Exactly. But this doesn't have to have a measurable performance impact, assuming the number of matches doesn't radically change. (Well, this is a bit of a lie, because a Unicode aware \w is much bigger than an ASCII-only \w, which implies the DFA needs more memory, which could lead to a more general slowdown if the state cache needs to get emptied more frequently.)
When searching for a literal string, the bottleneck tends to be memory bandwidth. When doing regex searches, the bottleneck is usually CPU. If caches are cold, then disk I/O is the limiting factor. Even in that case, technologies like NCQ allow some degree of concurrency.
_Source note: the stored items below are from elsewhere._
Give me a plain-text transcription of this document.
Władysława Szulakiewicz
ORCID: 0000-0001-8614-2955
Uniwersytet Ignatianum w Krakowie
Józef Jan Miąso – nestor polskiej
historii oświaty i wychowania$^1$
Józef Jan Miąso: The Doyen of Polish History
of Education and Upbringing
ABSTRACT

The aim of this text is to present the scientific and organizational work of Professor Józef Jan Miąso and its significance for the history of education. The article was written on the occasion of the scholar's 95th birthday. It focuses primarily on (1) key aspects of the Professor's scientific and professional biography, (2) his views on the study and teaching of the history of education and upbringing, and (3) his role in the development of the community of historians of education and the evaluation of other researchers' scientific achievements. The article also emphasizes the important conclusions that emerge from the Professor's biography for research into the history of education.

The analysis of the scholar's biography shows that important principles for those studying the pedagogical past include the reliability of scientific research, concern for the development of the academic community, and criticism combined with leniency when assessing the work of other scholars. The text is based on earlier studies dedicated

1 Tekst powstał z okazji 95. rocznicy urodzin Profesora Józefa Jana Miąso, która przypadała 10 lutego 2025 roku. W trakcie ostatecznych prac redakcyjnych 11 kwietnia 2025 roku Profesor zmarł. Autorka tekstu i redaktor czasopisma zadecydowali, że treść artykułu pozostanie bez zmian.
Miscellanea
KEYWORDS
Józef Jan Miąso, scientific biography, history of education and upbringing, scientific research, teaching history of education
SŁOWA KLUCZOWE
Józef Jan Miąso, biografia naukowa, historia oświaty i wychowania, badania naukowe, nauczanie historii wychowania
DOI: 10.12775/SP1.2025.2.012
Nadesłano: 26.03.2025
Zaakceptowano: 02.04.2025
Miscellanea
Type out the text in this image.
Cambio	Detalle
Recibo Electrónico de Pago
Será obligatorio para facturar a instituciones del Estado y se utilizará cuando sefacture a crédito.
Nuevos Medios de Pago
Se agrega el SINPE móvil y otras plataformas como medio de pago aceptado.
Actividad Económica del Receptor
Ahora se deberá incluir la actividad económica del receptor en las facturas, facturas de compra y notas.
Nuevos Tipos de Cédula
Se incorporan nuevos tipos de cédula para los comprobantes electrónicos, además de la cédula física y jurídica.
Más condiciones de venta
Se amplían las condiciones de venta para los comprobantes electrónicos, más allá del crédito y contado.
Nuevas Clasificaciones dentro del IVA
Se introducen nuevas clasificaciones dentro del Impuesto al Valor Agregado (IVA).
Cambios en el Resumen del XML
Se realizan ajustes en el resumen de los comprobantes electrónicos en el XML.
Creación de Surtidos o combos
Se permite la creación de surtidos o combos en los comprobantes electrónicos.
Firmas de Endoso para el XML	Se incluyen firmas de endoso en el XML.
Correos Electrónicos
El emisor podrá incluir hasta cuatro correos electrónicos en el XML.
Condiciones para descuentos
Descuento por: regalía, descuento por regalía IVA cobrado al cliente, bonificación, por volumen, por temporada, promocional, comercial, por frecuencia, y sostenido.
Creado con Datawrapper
If you have ag[1], you can play around with the --workers option to see how various numbers of threads change performance. (The default is for ag to use #CPUs-1 workers.)
Even when disk caches are involved (ie. data in RAM, not cache), a typical grep application (short "needle" to search for) should saturate the memory bandwidth before CPU cores.
Running a few threads/processes in parallel could improve throughput with latency hiding, but adding more shouldn't give any benefit.
I believed busybox's grep to be faster as it was very small, with GNU version slower due to the many features added over the time, but it is quite not true! On a slow device as some evoked said, the difference is highly noticeable.
That's actually an important point. It's easy to misinterpret
"The key to making programs fast is to make them do practically nothing."
Busybox's grep is small and simple. GNU grep is big and complex, which is actually why it's faster. It does a lot of work to avoid doing a lot of work.
Wait, I always tried to make my pattern as short as possible and I thought it would speed up the searches. So I guess this means I'm actually better off searching for the longest possible match then?
Pretty much, yes. Longer strings should also match fewer times than short strings, which should also speed things up (because reporting a match has its own overhead associated with it, like printing text to the terminal).
<stepping up to soap box/> So yeah...as usual, algorithm matters. Implementation matters, and well....knowledge of the architecture/data-movement matter. These days the architecture/data-movement knowledge matters almost as much or more than the algorithm. Picking an algorithmically faster implementation that moves data more (e.g., tree traversals usually have poor cache behavior, more bursts required, etc.) is often the case b/c programmers don't really understand how the computer works, but are great at coding O(n logn) algorithms. We shouldn't stop teaching algorithms, but data-movement/access likely needs to be emphasized along with the understanding of algorithms.